With market uncertainty rife, the risk of equities and bonds falling together has rarely felt greater. As an asset class, convertible bonds are probably one of the most under-owned in investors’ portfolios. To recap briefly, convertibles are corporate bonds with an embedded equity call option. And in theory, an asset that benefits from the growth potential of equity with capital preservation attributes of bonds should enhance a portfolio’s risk-adjusted return. Historically, convertibles are highly correlated to equities. Yet the risk/return profile of a convertible has proven to cushion negative returns during periods of equity drawdown.
The theory…
The key argument for why convertibles help improve risk-adjusted returns is with the asymmetric payoff they can provide. In a rising equity market, selling out of bonds that start to exhibit a more equity-like return profile, and buying into more convex “balanced” bonds, ensures a downside cushion is upheld, while locking-in gains. In falling markets, there are more opportunities for managers to invest in previously equity-like bonds that have fallen significantly in price and have become more convex. Where active portfolio managers add value is identifying credits that are not going to default on their coupons and pricing points when a bond should be traded.
… And the reality
Many investors will highlight how the asset class performed in 2008 and question the proposition. The MSCI World returned -41% in 2008 versus the Thomson Reuters (TReuters) Global Convertible Bond index (-32%). Although outperforming, the 80% downside capture was huge.

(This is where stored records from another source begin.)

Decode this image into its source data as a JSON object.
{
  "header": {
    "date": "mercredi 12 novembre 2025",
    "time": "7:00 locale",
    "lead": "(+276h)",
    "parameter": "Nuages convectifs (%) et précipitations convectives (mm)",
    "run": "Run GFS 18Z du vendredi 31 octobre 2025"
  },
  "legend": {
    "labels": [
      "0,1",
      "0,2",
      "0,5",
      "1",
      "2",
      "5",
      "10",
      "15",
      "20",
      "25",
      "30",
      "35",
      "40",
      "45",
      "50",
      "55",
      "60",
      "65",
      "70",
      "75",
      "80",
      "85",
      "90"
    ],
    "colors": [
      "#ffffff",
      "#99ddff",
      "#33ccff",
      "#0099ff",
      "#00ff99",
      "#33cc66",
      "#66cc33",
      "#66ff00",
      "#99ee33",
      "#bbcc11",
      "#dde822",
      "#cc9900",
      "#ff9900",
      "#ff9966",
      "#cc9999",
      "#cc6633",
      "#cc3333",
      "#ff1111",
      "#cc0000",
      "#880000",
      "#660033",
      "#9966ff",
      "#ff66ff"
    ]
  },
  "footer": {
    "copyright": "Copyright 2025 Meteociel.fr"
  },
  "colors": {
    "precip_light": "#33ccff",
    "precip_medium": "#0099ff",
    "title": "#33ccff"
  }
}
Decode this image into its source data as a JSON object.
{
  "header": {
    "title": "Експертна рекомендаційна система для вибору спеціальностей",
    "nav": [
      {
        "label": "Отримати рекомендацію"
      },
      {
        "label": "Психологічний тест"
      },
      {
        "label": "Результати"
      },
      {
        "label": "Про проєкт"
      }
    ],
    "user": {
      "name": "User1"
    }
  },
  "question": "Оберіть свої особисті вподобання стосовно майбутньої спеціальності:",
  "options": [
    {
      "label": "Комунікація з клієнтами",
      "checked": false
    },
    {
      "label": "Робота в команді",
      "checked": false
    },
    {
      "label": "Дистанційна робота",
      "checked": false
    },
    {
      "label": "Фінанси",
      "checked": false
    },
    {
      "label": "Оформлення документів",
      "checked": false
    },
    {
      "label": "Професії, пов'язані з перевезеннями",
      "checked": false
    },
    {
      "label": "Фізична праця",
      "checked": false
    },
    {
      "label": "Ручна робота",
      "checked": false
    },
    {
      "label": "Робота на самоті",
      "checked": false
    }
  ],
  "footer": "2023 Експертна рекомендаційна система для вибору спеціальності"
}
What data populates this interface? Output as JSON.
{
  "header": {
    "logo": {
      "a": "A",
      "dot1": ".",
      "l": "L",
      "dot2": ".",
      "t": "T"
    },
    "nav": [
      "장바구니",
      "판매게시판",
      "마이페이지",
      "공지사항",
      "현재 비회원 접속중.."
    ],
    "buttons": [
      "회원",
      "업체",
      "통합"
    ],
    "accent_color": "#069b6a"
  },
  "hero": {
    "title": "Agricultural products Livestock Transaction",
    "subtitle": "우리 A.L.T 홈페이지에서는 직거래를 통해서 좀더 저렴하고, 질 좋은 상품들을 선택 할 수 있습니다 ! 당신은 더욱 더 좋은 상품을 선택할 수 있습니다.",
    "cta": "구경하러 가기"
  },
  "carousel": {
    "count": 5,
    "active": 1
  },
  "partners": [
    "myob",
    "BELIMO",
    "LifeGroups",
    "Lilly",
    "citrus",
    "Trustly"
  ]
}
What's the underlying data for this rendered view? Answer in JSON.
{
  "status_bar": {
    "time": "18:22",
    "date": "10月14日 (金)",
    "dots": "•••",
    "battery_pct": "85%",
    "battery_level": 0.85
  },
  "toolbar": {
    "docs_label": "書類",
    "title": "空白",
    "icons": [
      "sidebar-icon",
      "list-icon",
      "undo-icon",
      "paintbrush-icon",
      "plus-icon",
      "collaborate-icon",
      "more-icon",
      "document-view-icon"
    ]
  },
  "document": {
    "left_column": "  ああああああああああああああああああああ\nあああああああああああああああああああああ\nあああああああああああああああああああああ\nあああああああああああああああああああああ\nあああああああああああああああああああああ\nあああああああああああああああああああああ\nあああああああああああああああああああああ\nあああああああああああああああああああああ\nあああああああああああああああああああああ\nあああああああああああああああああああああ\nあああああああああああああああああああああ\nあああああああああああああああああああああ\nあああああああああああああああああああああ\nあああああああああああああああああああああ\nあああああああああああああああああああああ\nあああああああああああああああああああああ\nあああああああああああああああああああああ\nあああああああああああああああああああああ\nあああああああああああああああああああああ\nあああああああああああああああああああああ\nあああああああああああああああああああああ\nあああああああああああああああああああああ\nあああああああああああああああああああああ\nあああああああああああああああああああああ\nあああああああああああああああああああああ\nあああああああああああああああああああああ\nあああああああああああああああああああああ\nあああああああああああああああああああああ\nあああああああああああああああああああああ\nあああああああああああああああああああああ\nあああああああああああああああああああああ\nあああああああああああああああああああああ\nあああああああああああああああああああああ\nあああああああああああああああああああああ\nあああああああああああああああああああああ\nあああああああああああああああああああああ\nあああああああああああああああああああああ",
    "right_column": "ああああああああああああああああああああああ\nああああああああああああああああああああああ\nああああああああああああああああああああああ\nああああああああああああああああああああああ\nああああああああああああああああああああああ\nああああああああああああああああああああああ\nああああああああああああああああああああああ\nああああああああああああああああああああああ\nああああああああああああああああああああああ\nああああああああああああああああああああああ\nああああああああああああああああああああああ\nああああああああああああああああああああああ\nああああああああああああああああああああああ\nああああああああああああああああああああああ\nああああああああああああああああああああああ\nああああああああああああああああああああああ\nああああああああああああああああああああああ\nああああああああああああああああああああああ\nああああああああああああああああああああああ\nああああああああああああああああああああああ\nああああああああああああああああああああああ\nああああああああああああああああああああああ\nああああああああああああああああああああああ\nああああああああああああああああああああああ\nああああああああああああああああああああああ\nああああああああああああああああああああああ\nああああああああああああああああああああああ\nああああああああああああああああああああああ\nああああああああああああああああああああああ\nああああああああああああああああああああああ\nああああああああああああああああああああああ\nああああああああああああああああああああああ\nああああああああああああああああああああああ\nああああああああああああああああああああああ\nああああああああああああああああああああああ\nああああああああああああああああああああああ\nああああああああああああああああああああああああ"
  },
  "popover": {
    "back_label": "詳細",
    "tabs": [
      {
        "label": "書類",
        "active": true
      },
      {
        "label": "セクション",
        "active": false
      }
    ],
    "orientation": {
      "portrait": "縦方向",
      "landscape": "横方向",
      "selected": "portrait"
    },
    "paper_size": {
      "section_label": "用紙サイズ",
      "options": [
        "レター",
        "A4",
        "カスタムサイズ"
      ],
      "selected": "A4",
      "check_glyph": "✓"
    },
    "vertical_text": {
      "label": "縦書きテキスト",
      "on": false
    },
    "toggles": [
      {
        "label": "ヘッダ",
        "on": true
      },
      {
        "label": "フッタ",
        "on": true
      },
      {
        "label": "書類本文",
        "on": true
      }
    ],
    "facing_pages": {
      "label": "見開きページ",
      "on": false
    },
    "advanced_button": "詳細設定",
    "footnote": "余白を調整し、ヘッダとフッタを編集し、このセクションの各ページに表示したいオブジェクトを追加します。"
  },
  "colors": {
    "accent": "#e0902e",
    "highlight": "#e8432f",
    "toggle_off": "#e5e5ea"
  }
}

The issue here relates to investor-type. Historically, convertible bond investors were investment banks and hedge funds. Given that convertibles are hybrids of separately available equities, supply/demand dynamics mean that there are opportunities to take advantage of arbitrages. As these strategies became more popular pre-financial crisis, the ability to generate meaningful returns diminished. Hedge funds overcame this by leveraging up trades. Thus, post-Lehman’s demise, trades were quickly unravelled as hedge funds had to meet redemptions. Indeed, October and November 2008 saw convertible valuations plummet below their conventional equivalents. The loss generated in 2008 does not mean that arbitrage investors no longer exist. But where the market was severely overleveraged in 2008, it is acknowledged that today it is predominantly made up of long-only active managers. Unsurprisingly, convertibles’ issuance has been on a downward trajectory up to 2012. There are now roughly 2,000 issues with a market size of is around $400bn. Compare that with US high yield, which is roughly three times as large, or the conventional bond market with around $14,000bn, one could be forgiven for thinking the market size and implied liquidity is too small for consideration.
Bond diversification
Until the option to convert is exercised, convertibles are still a coupon paying instrument that generally rank pari-passu with unsecured corporate bonds. While their long-term relationship with sovereigns is low, the relationship with other fixed income assets, as credit risk rises, is what investors should be mindful of, high yield especially.